O comandante de uma operação de resgate na Guiné-Bissau, durante a guerra civil naquele país africano em 1998, na qual foram resgatadas cerca de 1200 pessoas, de diversas nacionalidades, alertou que, perante as intenções do governante, a “autoritas” dos chefes dos ramos fica diminuída, em relação aos seus subordinados, que pode levar a consequências muito grave, que é preciso ponderar devidamente, tal como o que se passa com movimentos inorgânicos”.
Melo Gomes serviu também as forças marítimas da Organização do Tratado do Atlântico Norte (NATO) durante o período crítico em que foi accionado o artigo 5.º, após o ataque terrorista de 11 de Setembro de 2001 contra diversos alvos nos Estados Unidos.
O general Pinto Ramalho, ex-Chefe do Estado-Maior do Exército (CEME), também concordou que se trata de “uma desvalorização da posição dos ramos” e “centralizar no CEMGFA tudo aquilo que é a relação com a tutela política”.
“É retirar a capacidade de informação e de conhecimento.

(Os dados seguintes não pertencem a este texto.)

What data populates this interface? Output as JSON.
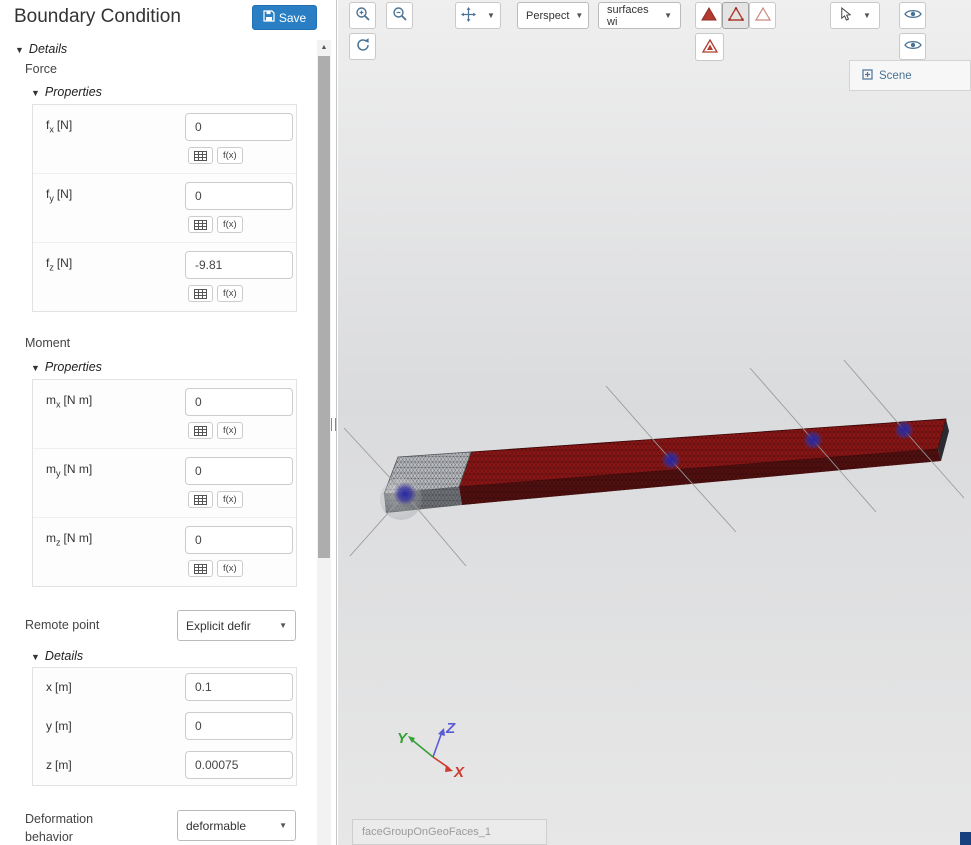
{
  "header": {
    "title": "Boundary Condition",
    "save": "Save"
  },
  "panel": {
    "details_label": "Details",
    "formula_label": "f(x)",
    "force": {
      "title": "Force",
      "properties_label": "Properties",
      "fields": [
        {
          "base": "f",
          "sub": "x",
          "unit": "[N]",
          "value": "0"
        },
        {
          "base": "f",
          "sub": "y",
          "unit": "[N]",
          "value": "0"
        },
        {
          "base": "f",
          "sub": "z",
          "unit": "[N]",
          "value": "-9.81"
        }
      ]
    },
    "moment": {
      "title": "Moment",
      "properties_label": "Properties",
      "fields": [
        {
          "base": "m",
          "sub": "x",
          "unit": "[N m]",
          "value": "0"
        },
        {
          "base": "m",
          "sub": "y",
          "unit": "[N m]",
          "value": "0"
        },
        {
          "base": "m",
          "sub": "z",
          "unit": "[N m]",
          "value": "0"
        }
      ]
    },
    "remote": {
      "label": "Remote point",
      "value": "Explicit defir",
      "details_label": "Details",
      "coords": [
        {
          "base": "x",
          "unit": "[m]",
          "value": "0.1"
        },
        {
          "base": "y",
          "unit": "[m]",
          "value": "0"
        },
        {
          "base": "z",
          "unit": "[m]",
          "value": "0.00075"
        }
      ]
    },
    "deformation": {
      "label": "Deformation behavior",
      "value": "deformable"
    }
  },
  "toolbar": {
    "perspective": "Perspect",
    "surfaces": "surfaces wi",
    "scene": "Scene"
  },
  "viewport": {
    "face_group": "faceGroupOnGeoFaces_1",
    "axes": {
      "x": "X",
      "y": "Y",
      "z": "Z"
    }
  },
  "colors": {
    "accent_blue": "#2a7fc4",
    "beam_red": "#8e1616",
    "mesh_gray": "#b9bcc0",
    "load_blue": "#2626a8",
    "axis_x": "#cc3b30",
    "axis_y": "#35a035",
    "axis_z": "#5b5bd6"
  },
  "icons": [
    "save-icon",
    "zoom-in-icon",
    "zoom-out-icon",
    "pan-icon",
    "refresh-icon",
    "mesh-red-filled-icon",
    "mesh-red-outline-icon",
    "mesh-outline-icon",
    "mesh-quality-icon",
    "cursor-icon",
    "eye-icon",
    "scene-add-icon",
    "table-icon",
    "caret-down-icon",
    "collapse-triangle-icon",
    "scroll-up-icon"
  ]
}
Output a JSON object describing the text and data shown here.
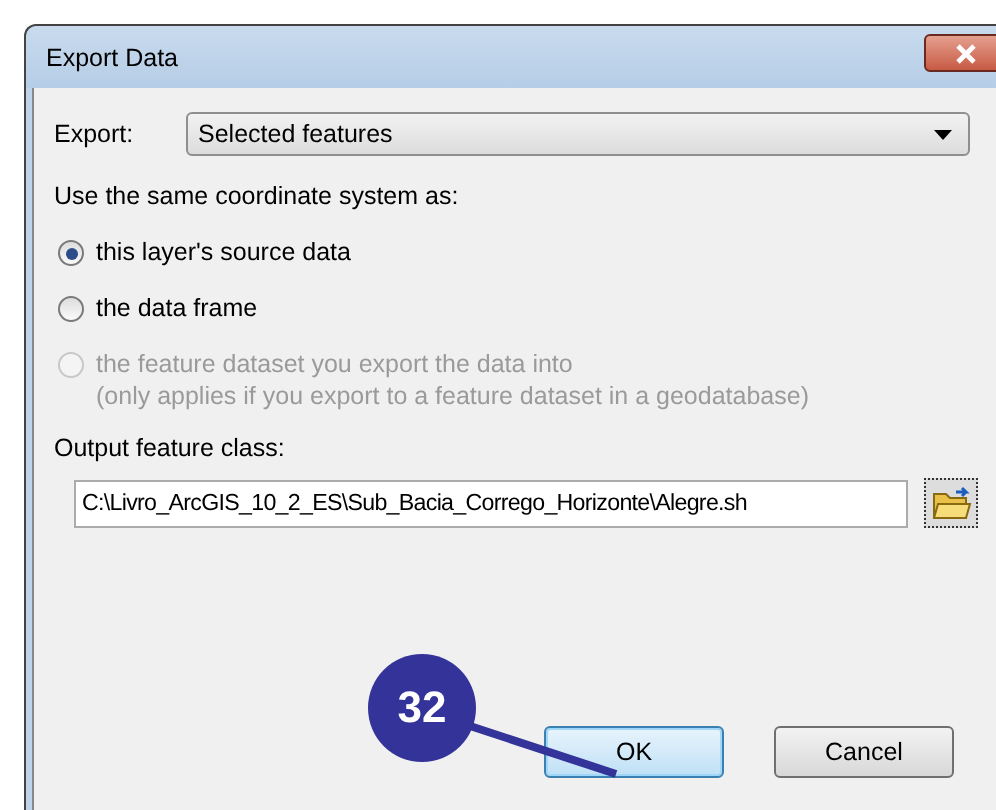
{
  "window": {
    "title": "Export Data"
  },
  "export": {
    "label": "Export:",
    "value": "Selected features"
  },
  "coordinate_system": {
    "label": "Use the same coordinate system as:",
    "options": [
      {
        "label": "this layer's source data",
        "selected": true,
        "disabled": false
      },
      {
        "label": "the data frame",
        "selected": false,
        "disabled": false
      },
      {
        "label": "the feature dataset you export the data into",
        "note": "(only applies if you export to a feature dataset in a geodatabase)",
        "selected": false,
        "disabled": true
      }
    ]
  },
  "output": {
    "label": "Output feature class:",
    "value": "C:\\Livro_ArcGIS_10_2_ES\\Sub_Bacia_Corrego_Horizonte\\Alegre.sh"
  },
  "buttons": [
    {
      "label": "OK",
      "default": true
    },
    {
      "label": "Cancel",
      "default": false
    }
  ],
  "callout": {
    "number": "32"
  }
}
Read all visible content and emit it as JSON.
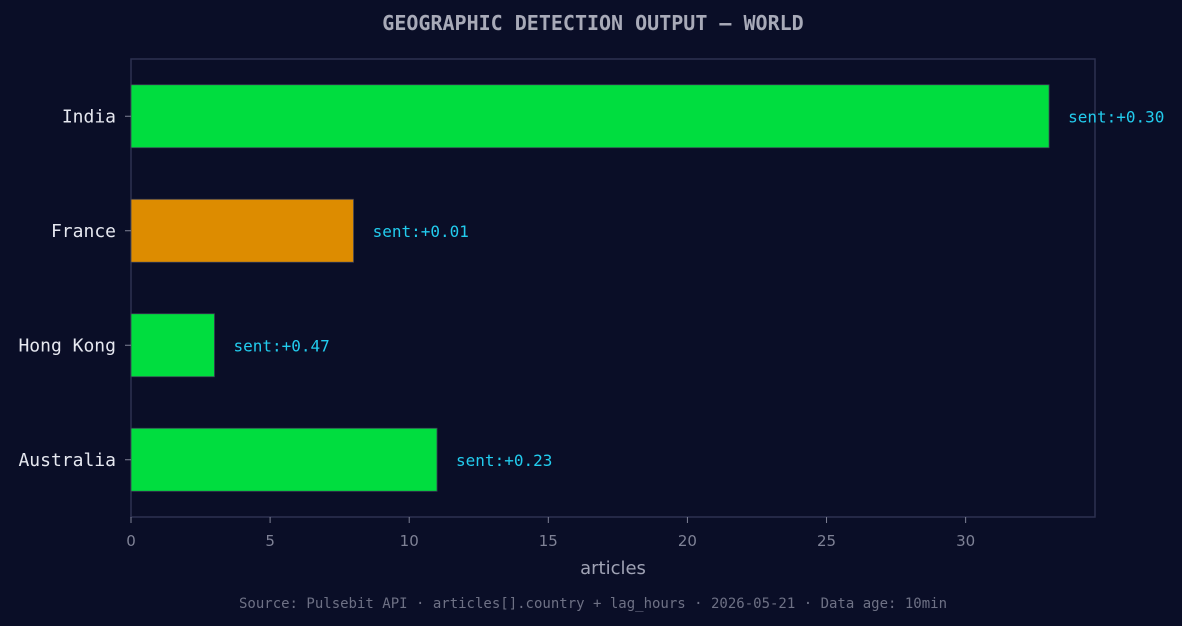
{
  "chart_data": {
    "type": "bar",
    "orientation": "horizontal",
    "title": "GEOGRAPHIC DETECTION OUTPUT — WORLD",
    "xlabel": "articles",
    "ylabel": "",
    "categories": [
      "India",
      "France",
      "Hong Kong",
      "Australia"
    ],
    "values": [
      33,
      8,
      3,
      11
    ],
    "data_labels": [
      "sent:+0.30",
      "sent:+0.01",
      "sent:+0.47",
      "sent:+0.23"
    ],
    "bar_colors": [
      "#00dd3f",
      "#dd8c00",
      "#00dd3f",
      "#00dd3f"
    ],
    "xlim": [
      0,
      34.65
    ],
    "xticks": [
      0,
      5,
      10,
      15,
      20,
      25,
      30
    ],
    "grid": false,
    "legend": "none"
  },
  "footer": "Source: Pulsebit API · articles[].country + lag_hours · 2026-05-21 · Data age: 10min",
  "colors": {
    "background": "#0a0e27",
    "frame": "#2c3150",
    "label_accent": "#22ccee"
  }
}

Quem, realmente, sente as tropas, quem sente a evolução dos ramos e as necessidades do dia-a-dia são os chefes dos ramos e não o CEMGFA. É uma redução da capacidade de intervenção dos chefes, o que é, necessariamente, negativo”, disse o actual director da Revista Militar e presidente da Liga da Multissecular de Amizade Portugal-China.
Segundo Gomes Cravinho, o objectivo global da reforma é permitir que o CEMGFA “tenha à sua disposição a qualquer momento as forças de que precisa para executar as suas missões” e favorecer uma “visão de conjunto” sobre as necessidades e processos de investimento das FA.

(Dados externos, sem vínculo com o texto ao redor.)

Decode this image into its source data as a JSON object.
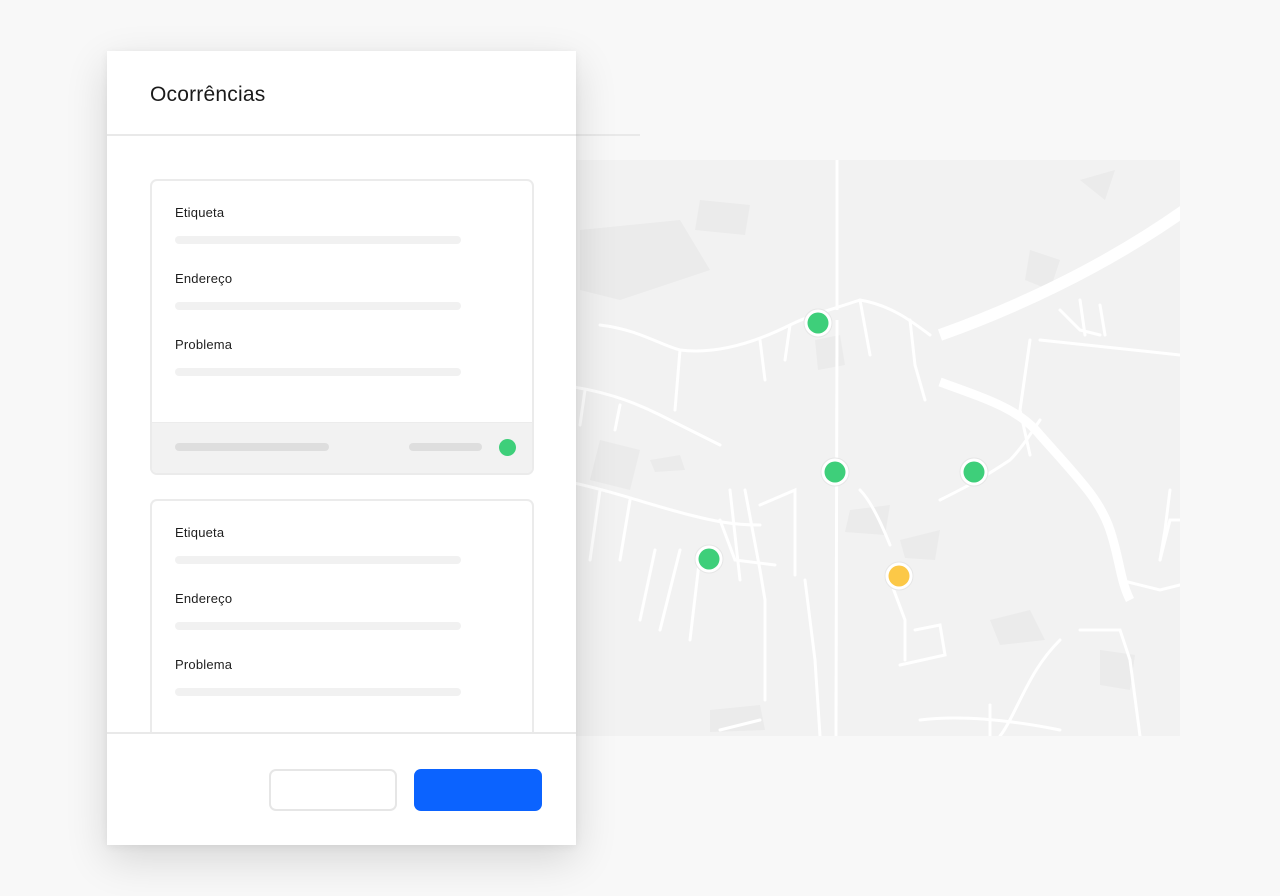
{
  "panel": {
    "title": "Ocorrências",
    "cards": [
      {
        "fields": [
          {
            "label": "Etiqueta"
          },
          {
            "label": "Endereço"
          },
          {
            "label": "Problema"
          }
        ],
        "status_color": "#3ecf7a"
      },
      {
        "fields": [
          {
            "label": "Etiqueta"
          },
          {
            "label": "Endereço"
          },
          {
            "label": "Problema"
          }
        ]
      }
    ],
    "footer": {
      "secondary_label": "",
      "primary_label": ""
    }
  },
  "map": {
    "markers": [
      {
        "status": "green",
        "color": "#3ecf7a"
      },
      {
        "status": "green",
        "color": "#3ecf7a"
      },
      {
        "status": "green",
        "color": "#3ecf7a"
      },
      {
        "status": "green",
        "color": "#3ecf7a"
      },
      {
        "status": "yellow",
        "color": "#fcc847"
      }
    ]
  },
  "colors": {
    "accent": "#0b63ff",
    "status_ok": "#3ecf7a",
    "status_warning": "#fcc847"
  }
}
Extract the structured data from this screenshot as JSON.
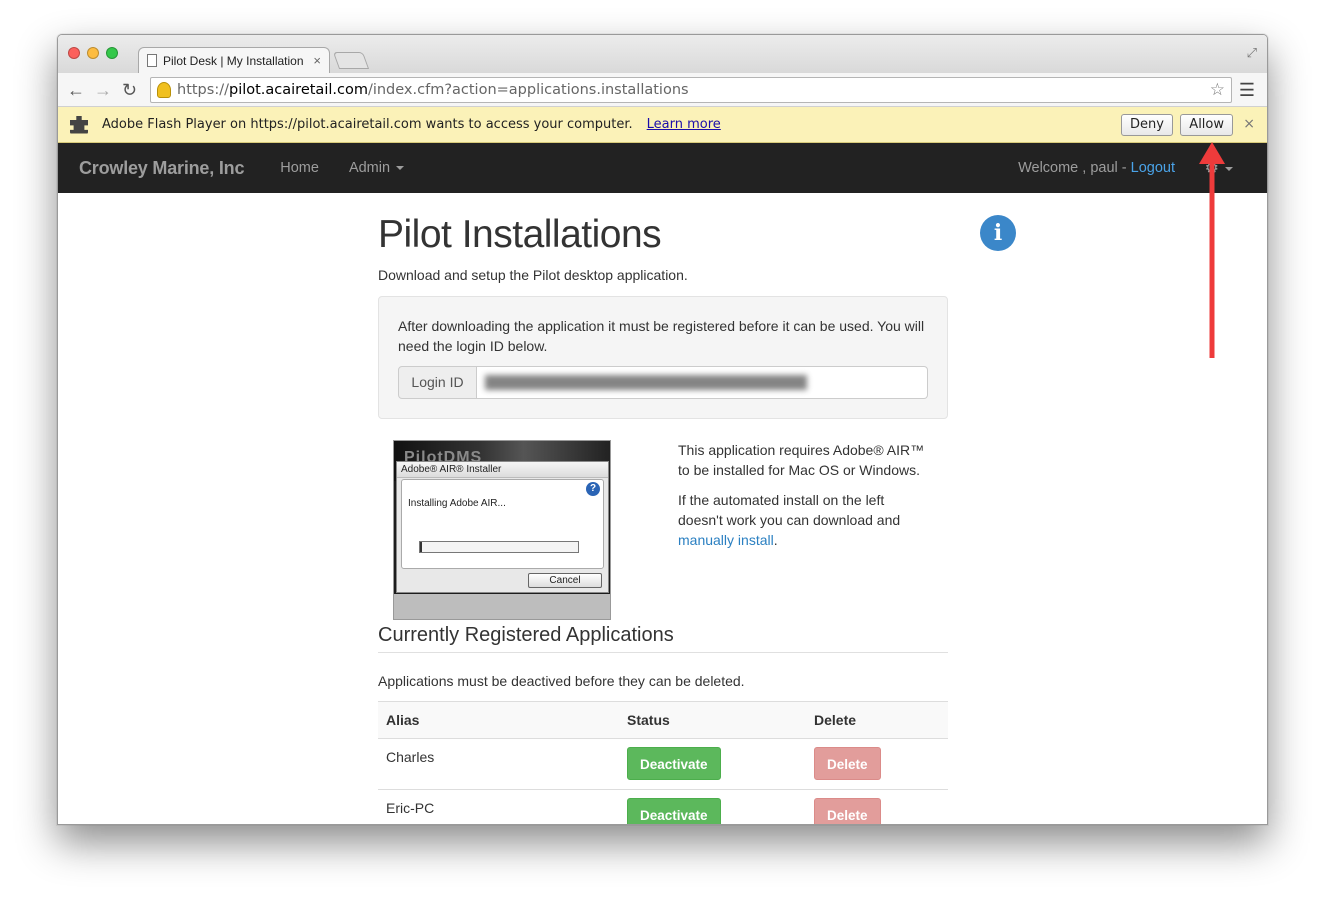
{
  "browser": {
    "tab_title": "Pilot Desk | My Installation",
    "tab_close": "×",
    "url_scheme": "https://",
    "url_host": "pilot.acairetail.com",
    "url_path": "/index.cfm?action=applications.installations"
  },
  "infobar": {
    "message": "Adobe Flash Player on https://pilot.acairetail.com wants to access your computer.",
    "learn_more": "Learn more",
    "deny": "Deny",
    "allow": "Allow",
    "close": "×"
  },
  "navbar": {
    "brand": "Crowley Marine, Inc",
    "home": "Home",
    "admin": "Admin",
    "welcome": "Welcome , paul - ",
    "logout": "Logout"
  },
  "page": {
    "title": "Pilot Installations",
    "lead": "Download and setup the Pilot desktop application.",
    "well_text": "After downloading the application it must be registered before it can be used. You will need the login ID below.",
    "login_label": "Login ID",
    "login_value": ""
  },
  "installer": {
    "backdrop": "PilotDMS",
    "title": "Adobe® AIR® Installer",
    "status": "Installing Adobe AIR...",
    "cancel": "Cancel",
    "progress": 0.01
  },
  "side": {
    "p1": "This application requires Adobe® AIR™ to be installed for Mac OS or Windows.",
    "p2_prefix": "If the automated install on the left doesn't work you can download and ",
    "p2_link": "manually install",
    "p2_suffix": "."
  },
  "registered": {
    "heading": "Currently Registered Applications",
    "note": "Applications must be deactived before they can be deleted.",
    "columns": [
      "Alias",
      "Status",
      "Delete"
    ],
    "rows": [
      {
        "alias": "Charles",
        "status": "Deactivate",
        "delete": "Delete"
      },
      {
        "alias": "Eric-PC",
        "status": "Deactivate",
        "delete": "Delete"
      }
    ]
  },
  "colors": {
    "navbar": "#222222",
    "infobar": "#fbf2b8",
    "deactivate": "#5cb85c",
    "delete": "#e29d9b",
    "arrow": "#ee3b3b",
    "info_icon": "#3b87c9"
  }
}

De acordo com as linhas gerais da proposta do Governo, as alterações à Lei Orgânica de Bases das Forças Armadas (LOBOFA) reforçam a autoridade do CEMGFA e os chefes dos ramos “passam a depender do CEMGFA para todas as áreas da actividade militar, incluindo o planeamento, direcção e controlo da execução da estratégia de defesa militar, a administração de recursos e capacidades militares”.
O Conselho de Chefes de Estado-Maior deixará, na proposta do ministro da Defesa, de ter as actuais competências deliberativas e de coordenação, passando a ter principalmente funções de consulta.